Predicting the actual vote percentages is a little more difficult. However, when one had as much data as Silver, and the ability the run the simulations millions of times, the actual vote count will converge to the real number, much like crowdsourcing guesses often converge to the result.
Practical uses of Silver’s model are abundant, and not solely on a presidential level. For example, if someone is working for a campaign in which the candidate is leading in the polls by 48 percent to 46 percent – a margin that is actually a statistical tie – a two months before Election Day, how likely is that candidate to actually win? And if he or she is behind by five points with one month to go, how much ground does the campaign really need to make up?

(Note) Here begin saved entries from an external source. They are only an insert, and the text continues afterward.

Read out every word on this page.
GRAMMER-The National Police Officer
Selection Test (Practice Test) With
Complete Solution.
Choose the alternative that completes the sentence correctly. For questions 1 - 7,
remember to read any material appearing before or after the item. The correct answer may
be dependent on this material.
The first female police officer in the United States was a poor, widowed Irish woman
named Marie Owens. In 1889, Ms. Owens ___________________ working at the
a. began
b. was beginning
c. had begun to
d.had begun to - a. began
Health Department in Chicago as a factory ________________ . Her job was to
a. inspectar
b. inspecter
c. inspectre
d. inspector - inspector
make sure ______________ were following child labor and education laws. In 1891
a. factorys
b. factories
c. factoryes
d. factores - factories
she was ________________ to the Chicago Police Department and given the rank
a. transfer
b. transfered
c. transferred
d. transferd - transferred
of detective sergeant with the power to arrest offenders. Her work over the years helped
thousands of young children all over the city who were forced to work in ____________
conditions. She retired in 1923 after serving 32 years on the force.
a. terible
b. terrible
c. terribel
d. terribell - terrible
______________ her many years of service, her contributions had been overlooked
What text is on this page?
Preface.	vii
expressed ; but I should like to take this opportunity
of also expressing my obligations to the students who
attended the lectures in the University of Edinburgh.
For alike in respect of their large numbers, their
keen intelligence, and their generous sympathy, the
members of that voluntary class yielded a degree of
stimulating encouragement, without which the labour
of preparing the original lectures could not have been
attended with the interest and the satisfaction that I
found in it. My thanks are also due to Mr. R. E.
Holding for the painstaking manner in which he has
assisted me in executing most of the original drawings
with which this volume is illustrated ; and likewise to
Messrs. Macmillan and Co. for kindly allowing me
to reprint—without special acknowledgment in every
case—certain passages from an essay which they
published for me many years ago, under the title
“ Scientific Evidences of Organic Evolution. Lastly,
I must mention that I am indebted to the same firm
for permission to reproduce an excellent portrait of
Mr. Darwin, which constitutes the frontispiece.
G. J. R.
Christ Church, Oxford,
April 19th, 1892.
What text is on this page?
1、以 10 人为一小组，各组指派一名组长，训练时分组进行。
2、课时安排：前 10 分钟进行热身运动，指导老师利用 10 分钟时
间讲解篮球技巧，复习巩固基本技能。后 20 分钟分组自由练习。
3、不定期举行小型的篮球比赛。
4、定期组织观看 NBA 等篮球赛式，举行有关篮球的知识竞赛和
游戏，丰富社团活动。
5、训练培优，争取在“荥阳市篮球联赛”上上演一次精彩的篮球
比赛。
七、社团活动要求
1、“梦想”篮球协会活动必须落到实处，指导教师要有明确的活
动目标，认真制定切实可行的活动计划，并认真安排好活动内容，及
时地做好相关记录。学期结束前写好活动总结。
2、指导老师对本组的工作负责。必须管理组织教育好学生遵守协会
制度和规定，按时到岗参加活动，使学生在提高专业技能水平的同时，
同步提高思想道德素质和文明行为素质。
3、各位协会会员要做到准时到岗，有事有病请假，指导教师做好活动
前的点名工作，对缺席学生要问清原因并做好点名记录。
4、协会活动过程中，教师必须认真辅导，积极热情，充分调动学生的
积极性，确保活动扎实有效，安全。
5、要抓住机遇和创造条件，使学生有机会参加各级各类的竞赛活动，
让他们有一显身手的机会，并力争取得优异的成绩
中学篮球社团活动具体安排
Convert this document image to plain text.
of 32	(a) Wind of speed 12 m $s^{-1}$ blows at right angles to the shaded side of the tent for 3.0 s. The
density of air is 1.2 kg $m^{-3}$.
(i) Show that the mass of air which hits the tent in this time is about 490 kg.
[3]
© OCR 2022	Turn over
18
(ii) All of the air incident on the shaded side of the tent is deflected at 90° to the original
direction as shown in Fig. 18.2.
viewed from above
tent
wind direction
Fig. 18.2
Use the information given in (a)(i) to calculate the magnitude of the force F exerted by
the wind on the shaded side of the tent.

A prediction model can answer these questions. For example, if one candidate is leading by five points one month prior to Election Day in that or similar districts, 80 percent of the time he or she wins. This can be arrived at by looking at historical data. Or by plugging in all the current polls and financial data, and running the simulation 10 million times.
Why Models Like Silver’s Always are More Accurate Than Pundits
Political pundits like Dick Morris, Michelle Malkin, and Matt Drudge are paid to fill air time and give their opinions. Their opinions and predictions are almost always wrong. By contrast, Silver scientifically boils down real data and makes accurate predictions. The coming of age of probabilistic models in mainstream political modeling was brought about by Nate Silver. It is here to stay. It’s call math.